Expressions // ‘God’s Own Lambs’: The Evangelical Child in Jane Eyre
Charlotte Brontë wrote in a letter to W.S. Williams that Jane Eyre ‘has no learning, no research’, and ‘discusses no subject of public interest.’[1] Although it is true that Charlotte did not set out to write Jane Eyre with the same didactic impulses which compelled her sister to write The Tenant of Wildfell Hall, in her representation of the evangelical institution of Lowood – a thinly disguised Cowan Bridge School as Charlotte’s biographer Elizabeth Gaskell later confirmed – and in the ensuing debate in the press as to the extent of its accuracy, there can be, as Heather Glen states, no doubting the ‘public interest’ of her chosen subject matter.[2]

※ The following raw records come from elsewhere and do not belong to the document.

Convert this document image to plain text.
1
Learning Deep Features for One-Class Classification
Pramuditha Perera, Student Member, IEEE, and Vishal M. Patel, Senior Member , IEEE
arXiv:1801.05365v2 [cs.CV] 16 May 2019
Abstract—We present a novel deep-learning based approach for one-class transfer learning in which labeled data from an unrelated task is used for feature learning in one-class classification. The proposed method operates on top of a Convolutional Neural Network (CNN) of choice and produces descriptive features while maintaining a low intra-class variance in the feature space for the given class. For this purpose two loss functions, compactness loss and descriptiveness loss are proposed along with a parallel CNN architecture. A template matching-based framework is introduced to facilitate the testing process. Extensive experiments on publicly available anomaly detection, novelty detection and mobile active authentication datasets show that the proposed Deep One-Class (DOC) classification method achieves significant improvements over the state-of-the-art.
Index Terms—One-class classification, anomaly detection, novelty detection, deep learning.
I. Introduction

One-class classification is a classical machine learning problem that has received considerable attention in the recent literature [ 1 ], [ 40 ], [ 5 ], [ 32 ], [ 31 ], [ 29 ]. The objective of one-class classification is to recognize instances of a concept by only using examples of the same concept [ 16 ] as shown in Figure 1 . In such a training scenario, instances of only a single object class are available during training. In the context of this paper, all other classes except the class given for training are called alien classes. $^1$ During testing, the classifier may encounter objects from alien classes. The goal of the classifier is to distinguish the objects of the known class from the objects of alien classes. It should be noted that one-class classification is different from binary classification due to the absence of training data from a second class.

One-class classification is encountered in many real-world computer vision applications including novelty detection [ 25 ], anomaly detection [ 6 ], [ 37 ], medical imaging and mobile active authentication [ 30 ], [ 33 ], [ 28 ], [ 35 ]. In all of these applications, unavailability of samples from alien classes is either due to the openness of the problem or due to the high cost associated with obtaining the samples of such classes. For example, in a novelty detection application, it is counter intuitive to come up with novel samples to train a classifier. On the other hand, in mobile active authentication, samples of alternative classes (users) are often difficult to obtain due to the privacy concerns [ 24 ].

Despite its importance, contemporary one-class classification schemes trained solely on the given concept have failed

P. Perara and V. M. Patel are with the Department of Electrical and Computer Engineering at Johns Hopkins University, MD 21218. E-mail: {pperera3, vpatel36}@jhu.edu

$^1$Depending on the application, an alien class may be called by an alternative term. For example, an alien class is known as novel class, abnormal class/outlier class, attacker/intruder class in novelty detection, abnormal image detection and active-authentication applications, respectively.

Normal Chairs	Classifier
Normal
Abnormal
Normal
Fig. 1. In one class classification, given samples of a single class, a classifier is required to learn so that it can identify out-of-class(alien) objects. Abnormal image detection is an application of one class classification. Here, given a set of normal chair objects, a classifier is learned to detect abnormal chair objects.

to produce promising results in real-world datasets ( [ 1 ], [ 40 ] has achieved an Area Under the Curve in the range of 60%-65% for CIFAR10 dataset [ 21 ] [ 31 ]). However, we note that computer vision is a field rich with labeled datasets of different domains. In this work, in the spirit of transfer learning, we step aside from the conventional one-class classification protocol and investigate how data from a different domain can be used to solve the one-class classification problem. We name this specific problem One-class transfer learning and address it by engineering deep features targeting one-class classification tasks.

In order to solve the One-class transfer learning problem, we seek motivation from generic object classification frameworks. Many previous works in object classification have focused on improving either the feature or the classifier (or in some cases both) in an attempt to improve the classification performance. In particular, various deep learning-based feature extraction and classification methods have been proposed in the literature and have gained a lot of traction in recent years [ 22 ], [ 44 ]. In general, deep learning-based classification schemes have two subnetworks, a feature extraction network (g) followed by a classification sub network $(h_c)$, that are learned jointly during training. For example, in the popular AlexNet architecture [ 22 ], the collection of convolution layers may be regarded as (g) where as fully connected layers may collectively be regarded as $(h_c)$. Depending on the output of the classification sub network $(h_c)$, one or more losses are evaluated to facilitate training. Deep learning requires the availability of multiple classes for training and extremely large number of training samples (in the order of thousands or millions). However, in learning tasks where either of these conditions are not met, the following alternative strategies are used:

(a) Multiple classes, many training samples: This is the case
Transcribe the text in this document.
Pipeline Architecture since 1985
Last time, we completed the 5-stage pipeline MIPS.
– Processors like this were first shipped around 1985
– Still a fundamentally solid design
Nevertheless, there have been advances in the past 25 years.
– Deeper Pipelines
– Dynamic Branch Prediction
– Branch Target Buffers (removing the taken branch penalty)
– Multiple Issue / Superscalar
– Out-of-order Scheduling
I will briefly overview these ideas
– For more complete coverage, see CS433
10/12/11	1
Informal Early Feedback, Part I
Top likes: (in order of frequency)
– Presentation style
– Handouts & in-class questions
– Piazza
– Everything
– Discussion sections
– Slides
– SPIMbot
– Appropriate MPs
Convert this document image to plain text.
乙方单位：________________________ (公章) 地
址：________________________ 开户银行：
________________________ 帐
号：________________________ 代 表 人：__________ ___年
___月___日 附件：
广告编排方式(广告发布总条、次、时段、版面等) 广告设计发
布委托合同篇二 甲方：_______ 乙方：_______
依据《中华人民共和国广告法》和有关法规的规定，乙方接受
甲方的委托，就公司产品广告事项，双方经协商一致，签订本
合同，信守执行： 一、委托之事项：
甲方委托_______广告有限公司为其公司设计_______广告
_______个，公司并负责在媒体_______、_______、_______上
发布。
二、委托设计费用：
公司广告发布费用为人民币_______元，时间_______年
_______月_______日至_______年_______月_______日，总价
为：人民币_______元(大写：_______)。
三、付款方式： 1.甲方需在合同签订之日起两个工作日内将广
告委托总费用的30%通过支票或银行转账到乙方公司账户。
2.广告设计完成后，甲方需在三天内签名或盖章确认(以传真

The harsh, rigorous discipline to which children were subjected at such ‘evangelical, charitable establishments’[3] as Lowood had, at its core, a firmly-held belief in man’s inherently sinful nature, and the absolute authority of the parent and the teacher to ‘subdue the desires of the flesh’, ‘instil humility and obedience’ and, most significantly, prepare the child for salvation.[4] To evangelical Christians like Reverend Carus Wilson, upon whom Mr Brocklehurst is purportedly based, the child, however inexperienced, is no less sinful than any adult.